Artigos

Um aspecto de civilização

Quem sair de Câmara de Lobos a caminho do Estreito pela Estrada João Gonçalves Zarco, depois de atravessar a ponte sobre a Via Rápida, se virar na primeira à direita irá dar ao caminho de São João, isto é, ao que resta da antiga Estrada Real 25 que ligava o Funchal a São Vicente. O caminho, como se pode constatar pelos blocos habitacionais de cinco pisos que o marginam 100 metros adiante, já não é o que era. Aliás, nem caminho nem paisagem são o que foram. Há cinquenta anos, não era possível ali encontrar construções deste calibre. Predominavam então as pequenas casas de dois pisos disseminadas na paisagem da vinha, que fez do Estreito a mais bela e a mais rica região vitivinícola da Madeira.

Recomendo, todavia, que a subida do caminho prossiga porque, 200 metros adiante, os mais persistentes terão a oportunidade de encontrar, irrepreensivelmente restaurada, a antiga capela seiscentista – dita de São João. Por detrás do muro está a quinta com o mesmo nome, hoje propriedade do engenheiro Aurélio Tavares, empresário e coleccionador de arte. Por sua iniciativa, com projecto do arquitecto João Nóbrega, a quinta trouxe a uma freguesia onde a iliteracia urbanística tem imperado aquilo a que Silvestre Ribeiro, em meados do século XIX, apelidou de “aspecto de civilização”.

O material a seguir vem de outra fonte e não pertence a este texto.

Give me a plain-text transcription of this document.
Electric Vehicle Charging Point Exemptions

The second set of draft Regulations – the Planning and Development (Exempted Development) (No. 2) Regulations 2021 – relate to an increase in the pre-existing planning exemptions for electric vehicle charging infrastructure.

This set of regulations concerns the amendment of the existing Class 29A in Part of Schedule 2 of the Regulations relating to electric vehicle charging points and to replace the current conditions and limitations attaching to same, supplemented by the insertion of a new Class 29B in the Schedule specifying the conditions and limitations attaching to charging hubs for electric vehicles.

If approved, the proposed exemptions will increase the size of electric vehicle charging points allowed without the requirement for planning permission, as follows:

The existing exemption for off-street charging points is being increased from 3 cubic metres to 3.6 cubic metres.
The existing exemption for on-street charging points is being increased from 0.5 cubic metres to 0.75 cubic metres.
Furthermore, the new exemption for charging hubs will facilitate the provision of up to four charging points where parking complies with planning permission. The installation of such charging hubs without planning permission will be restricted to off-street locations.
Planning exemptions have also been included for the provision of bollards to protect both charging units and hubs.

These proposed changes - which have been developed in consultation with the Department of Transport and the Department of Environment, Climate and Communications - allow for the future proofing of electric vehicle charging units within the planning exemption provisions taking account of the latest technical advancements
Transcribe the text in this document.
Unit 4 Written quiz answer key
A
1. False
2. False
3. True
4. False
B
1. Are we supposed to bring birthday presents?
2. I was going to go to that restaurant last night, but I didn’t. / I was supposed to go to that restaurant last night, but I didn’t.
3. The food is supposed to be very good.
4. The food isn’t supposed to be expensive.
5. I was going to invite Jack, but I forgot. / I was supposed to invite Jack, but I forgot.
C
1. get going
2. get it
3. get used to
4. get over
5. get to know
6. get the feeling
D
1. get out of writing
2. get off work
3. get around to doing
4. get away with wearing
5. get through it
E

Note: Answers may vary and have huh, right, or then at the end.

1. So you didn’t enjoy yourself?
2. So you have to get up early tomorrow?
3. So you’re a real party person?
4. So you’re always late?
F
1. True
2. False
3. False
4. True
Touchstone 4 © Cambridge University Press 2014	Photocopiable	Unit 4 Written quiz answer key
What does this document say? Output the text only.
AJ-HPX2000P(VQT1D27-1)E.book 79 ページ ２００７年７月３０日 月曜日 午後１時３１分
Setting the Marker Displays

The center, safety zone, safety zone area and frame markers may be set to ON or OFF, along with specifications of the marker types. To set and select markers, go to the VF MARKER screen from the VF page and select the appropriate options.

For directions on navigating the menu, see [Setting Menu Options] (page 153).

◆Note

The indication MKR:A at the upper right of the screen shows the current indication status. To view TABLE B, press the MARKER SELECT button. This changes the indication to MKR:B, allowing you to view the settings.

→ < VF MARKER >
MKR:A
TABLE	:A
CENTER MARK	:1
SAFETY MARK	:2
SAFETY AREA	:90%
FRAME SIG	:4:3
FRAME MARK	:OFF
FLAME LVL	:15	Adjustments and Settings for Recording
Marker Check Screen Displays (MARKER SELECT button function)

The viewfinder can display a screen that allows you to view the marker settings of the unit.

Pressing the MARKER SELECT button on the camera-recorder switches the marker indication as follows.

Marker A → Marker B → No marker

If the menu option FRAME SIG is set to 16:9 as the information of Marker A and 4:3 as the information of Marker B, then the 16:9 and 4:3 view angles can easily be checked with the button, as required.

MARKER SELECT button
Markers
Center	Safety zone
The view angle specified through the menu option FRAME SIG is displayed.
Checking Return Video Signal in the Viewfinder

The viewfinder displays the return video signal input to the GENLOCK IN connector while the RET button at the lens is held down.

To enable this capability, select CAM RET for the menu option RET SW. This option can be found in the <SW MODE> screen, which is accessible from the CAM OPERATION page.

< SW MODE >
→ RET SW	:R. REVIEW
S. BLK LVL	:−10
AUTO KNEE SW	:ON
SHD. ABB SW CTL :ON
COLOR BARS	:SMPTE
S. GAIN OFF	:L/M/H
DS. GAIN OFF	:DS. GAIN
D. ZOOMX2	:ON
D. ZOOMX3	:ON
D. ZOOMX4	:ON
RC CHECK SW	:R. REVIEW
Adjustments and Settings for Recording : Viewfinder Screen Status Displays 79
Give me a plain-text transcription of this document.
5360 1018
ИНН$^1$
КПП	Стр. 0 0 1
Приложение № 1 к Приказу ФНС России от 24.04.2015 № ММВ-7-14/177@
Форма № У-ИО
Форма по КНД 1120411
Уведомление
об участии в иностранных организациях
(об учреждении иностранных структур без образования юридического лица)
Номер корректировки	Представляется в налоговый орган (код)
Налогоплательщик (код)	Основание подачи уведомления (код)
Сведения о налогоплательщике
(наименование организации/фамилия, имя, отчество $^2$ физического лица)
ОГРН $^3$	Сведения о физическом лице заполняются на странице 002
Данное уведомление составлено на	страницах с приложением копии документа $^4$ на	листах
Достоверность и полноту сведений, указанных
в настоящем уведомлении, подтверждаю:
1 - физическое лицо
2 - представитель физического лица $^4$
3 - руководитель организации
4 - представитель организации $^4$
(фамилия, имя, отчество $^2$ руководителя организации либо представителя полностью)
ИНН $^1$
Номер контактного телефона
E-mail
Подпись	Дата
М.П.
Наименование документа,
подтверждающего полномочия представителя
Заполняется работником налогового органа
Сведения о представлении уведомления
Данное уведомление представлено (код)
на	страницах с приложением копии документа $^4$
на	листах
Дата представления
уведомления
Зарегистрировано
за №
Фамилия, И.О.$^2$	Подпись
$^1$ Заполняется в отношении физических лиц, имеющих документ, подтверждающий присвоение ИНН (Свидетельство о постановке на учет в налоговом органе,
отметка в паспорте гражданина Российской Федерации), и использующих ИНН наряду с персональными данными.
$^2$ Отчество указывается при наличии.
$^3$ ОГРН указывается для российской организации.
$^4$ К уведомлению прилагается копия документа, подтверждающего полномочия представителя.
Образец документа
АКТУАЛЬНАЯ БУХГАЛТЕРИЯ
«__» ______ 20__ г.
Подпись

Trata-se de uma intervenção exemplar em que o projecto de arquitectura, sem abdicar da contemporaneidade de materiais e soluções, consegue recuperar as antigas estruturas da quinta – palheiro, manjedoura, adega – atribuindo-lhes novos usos ou, pura e simplesmente, mantendo-os. É o caso da adega que, integrando um circuito de visita à quinta, continuará a fazer parte da sua função matricial: a produção de vinho. De assinalar o espaço dedicado a residências artísticas, que a nascente aflora sobre o muro do caminho de São João e a poente flutua sobre o campo de vinha – um volume revestido a tabuado de madeira pintada que imaginosamente reproduz a forma ancestral do telhado de duas águas que veio substituir.

De notar é também a sobriedade e destreza da intervenção no que se refere à recuperação da casa mãe, em particular a introdução do alpendre que é a um tempo sombreamento do espaço de estadia exterior e suporte de um grande número de painéis fotovoltaicos imperceptíveis do jardim. Mas o que verdadeiramente é de sublinhar – e mais se distancia dos estropícios que atravancam a paisagem do Estreito – é a galeria de exposições semienterrada sob o campo de vinha. Uma incisão cirúrgica no terreno deixa a descoberto a porta que se abre discretamente ao visitante; alinhadas pelas fiadas da videira três clarabóias levam luz natural ao interior; num pequeno saguão água e luz fazem vibrar uma escultura de Alfredo Ceschiatti... Como não se deixar seduzir por esta hábil e educada vontade de projectar respeitando a paisagem naquilo que ela tem de mais genuíno?